Jul 30, 2017

The Dog Days of Summer Raise the Woof at Dell Diamond

Reporting Texas

Casey Lee, a marketing coordinator for the Round Rock Express, dances  with Spike, the mascot, before a game.  Christian Benavides/Reporting Texas

Four minutes before the first pitch, the 5-foot-4 mascot for the Round Rock Express fastens an ice vest to his chest and buttons his blue overalls. He pulls on a pair of faux paws and a 4.8-pound bulldog head.

It’s time again for Triple A baseball.

Here, Spike!

Along comes a loyal, goofy and cartoonishly big canine, ready to perform. Spike has been hounding Express fans since the team’s first season in 2000, and he’s having his day again in his 17th season at the Dell Diamond.

Inside the suit, there’s a 23-year-old St. Edward’s University graduate who loves to make baseball more than a game. That person has a name. But American sports teams such as the Express like to keep secret the identities of the people who animate their mascots, all the better to maintain the illusion. They’re like spies or restaurant critics in that way. Except they wear costumes and dance on dugouts.

Spike leads a hacky-sack relay race in the first inning. In the third, the mascot signs autographs at the Dog House. The chicken race is in the sixth. There are dance cams, flirtations with fans and T-shirts thrown to the crowd. Spike and his handler have three outs to get from one place to the next, a period of time that ranges from two to 45 minutes.

“I have to stay in great shape,” Spike said. “They run me around and around that stadium all day in some pretty intense heat.”

Seventy-one home games in the season means Spike stays busy. Last season, the Express topped the Pacific Coast League’s attendance with an average of 8,637 fans a game. Since the team’s start in 2000, it’s always ranked among the top three teams in the 16-team league.

Spike has his own locker at the stadium. Christian Benavides/Reporting Texas

At the major league level, it’s easy to promote one or two players as the cornerstones of the organization. But in the minor leagues, players come and go. Spike has been a mainstay since he jumped off the train with a railroad spike in his mouth on Day One. Whether the names on next season’s roster are recognizable to fans or not, one always will be No. 00 in the bulldog head.

“He is the face of our franchise,” ballpark entertainment director Steve Richards said. “While we certainly have fans here purely to enjoy baseball, we also have fans here to be entertained. Spike is an integral part of that.”

He’s more than a pretty dog face. Spike also participates in community events such as the Chuy’s Thanksgiving parade, mascot birthday parties, nonprofit walks and corporate celebrations.

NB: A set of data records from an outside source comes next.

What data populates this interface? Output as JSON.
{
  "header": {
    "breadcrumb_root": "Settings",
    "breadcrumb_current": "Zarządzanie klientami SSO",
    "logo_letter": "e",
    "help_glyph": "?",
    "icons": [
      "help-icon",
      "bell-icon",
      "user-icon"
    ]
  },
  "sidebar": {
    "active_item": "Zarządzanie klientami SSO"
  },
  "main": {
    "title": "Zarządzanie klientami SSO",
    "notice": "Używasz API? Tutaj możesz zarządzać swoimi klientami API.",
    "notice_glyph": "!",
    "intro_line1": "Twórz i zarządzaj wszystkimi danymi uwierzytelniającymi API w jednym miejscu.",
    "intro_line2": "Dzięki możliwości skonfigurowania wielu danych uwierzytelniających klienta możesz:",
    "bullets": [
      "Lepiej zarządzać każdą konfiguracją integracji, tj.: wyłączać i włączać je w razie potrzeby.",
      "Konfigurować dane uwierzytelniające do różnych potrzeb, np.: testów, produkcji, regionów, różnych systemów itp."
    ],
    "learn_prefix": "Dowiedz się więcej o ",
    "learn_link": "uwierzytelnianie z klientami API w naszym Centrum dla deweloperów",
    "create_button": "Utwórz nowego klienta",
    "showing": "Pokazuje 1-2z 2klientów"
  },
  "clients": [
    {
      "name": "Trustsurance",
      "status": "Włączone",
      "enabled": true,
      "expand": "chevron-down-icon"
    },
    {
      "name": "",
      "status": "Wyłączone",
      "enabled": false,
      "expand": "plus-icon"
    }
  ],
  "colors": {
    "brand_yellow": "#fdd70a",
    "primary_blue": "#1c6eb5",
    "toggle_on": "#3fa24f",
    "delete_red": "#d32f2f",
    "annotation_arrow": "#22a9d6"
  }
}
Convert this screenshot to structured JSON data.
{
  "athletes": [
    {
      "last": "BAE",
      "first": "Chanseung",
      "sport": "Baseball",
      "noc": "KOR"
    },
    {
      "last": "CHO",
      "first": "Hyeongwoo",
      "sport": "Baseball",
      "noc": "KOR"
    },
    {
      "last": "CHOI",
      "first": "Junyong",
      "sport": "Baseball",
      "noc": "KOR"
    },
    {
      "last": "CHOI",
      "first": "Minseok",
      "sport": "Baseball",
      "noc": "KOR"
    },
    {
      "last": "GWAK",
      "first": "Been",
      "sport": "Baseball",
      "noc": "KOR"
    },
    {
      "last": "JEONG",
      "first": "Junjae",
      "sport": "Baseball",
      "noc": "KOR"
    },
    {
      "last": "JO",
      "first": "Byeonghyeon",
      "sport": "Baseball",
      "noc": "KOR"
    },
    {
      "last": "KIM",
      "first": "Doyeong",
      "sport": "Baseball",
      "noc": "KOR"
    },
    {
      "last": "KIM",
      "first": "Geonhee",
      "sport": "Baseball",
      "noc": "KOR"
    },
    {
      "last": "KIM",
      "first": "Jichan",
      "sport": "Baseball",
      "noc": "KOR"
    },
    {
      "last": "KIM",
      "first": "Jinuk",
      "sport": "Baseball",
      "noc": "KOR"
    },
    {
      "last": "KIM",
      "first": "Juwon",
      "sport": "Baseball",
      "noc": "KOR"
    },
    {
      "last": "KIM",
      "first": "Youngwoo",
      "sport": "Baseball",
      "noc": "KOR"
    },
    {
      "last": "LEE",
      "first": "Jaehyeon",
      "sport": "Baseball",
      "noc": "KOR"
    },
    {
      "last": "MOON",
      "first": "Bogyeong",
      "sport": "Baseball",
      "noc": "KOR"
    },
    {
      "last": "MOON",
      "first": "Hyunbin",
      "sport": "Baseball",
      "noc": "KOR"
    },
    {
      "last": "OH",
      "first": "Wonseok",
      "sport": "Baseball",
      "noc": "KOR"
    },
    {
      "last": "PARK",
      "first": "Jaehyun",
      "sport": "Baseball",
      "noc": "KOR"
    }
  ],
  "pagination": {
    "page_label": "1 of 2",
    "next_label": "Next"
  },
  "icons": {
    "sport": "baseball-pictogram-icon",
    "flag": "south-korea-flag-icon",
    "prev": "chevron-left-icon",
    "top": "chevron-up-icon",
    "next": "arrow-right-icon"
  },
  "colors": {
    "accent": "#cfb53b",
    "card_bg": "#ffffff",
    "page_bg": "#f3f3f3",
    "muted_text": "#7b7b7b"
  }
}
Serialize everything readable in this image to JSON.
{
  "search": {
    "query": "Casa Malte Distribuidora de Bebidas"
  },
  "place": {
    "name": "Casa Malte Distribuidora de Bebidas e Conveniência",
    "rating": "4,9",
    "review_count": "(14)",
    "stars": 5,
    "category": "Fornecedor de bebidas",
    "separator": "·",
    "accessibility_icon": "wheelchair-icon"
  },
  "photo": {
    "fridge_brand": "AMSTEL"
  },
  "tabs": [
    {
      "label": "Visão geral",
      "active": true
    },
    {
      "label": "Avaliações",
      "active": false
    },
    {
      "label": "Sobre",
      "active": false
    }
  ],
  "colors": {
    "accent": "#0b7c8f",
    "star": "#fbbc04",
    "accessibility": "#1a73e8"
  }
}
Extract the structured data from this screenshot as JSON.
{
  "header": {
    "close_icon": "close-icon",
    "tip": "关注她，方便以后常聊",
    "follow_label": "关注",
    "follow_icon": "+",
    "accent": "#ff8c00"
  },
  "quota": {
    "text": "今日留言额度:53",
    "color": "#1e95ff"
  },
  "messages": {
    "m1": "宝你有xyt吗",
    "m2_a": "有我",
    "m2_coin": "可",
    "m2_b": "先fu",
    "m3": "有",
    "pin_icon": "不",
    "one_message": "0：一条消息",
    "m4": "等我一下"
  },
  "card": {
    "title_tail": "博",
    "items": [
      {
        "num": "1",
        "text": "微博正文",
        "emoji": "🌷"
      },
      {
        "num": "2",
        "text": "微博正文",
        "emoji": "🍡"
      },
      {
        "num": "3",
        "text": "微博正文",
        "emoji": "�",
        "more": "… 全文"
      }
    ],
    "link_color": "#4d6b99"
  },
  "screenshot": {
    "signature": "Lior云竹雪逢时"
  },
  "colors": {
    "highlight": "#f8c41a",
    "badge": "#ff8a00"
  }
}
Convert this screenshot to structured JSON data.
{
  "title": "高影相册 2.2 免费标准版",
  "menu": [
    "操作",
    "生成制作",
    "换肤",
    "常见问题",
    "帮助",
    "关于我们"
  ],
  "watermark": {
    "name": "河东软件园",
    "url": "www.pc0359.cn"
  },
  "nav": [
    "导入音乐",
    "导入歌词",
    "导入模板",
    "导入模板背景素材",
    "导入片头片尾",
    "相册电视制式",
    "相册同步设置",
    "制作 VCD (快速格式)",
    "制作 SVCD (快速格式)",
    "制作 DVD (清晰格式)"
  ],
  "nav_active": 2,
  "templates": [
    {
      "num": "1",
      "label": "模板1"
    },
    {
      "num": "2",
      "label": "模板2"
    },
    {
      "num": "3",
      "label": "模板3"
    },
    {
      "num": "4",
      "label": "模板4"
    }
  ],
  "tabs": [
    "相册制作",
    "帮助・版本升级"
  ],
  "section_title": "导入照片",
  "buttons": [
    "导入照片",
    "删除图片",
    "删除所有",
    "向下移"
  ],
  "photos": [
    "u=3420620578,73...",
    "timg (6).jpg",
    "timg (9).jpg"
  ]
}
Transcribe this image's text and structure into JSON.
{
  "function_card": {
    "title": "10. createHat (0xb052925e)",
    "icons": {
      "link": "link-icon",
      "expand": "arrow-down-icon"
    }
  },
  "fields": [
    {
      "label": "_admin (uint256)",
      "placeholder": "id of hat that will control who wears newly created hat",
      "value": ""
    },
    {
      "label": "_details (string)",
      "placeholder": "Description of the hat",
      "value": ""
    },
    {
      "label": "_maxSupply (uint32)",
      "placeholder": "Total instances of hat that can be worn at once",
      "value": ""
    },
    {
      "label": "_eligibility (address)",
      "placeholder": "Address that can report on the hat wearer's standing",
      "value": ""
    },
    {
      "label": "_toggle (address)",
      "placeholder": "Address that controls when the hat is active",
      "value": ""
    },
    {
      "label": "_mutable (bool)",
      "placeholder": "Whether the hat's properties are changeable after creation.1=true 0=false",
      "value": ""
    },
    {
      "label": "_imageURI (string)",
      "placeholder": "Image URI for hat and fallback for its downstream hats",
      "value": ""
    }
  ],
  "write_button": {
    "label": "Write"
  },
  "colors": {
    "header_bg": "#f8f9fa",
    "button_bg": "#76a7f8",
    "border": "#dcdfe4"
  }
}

Piles of fan mail – Santa-esque letters and hand-drawn pictures – are stacked in his Dog House. Certain faces stick out to him, like the blonde teenager with Down syndrome who has attended every game for 10 years just to give Spike a hug.

Spike stands at attention during the national anthem before a game. Christian Benavides/Reporting Texas

“It’s a stadium full of people crazy about [me],” Spike said.

Spike’s favorite baseball mascot is the Baltimore Oriole Bird, which inspired him to become a mascot when he was just a pup. Spike does not aspire to the big leagues, though – he’s perfectly content in Round Rock. He thinks he has the best job in the world.

At the end of a game — once the last bat has been swung, bag of peanuts sold and fan hugged — a weary, sweaty Spike makes his way off the field.

He’ll be back tomorrow, ready to lap it up again.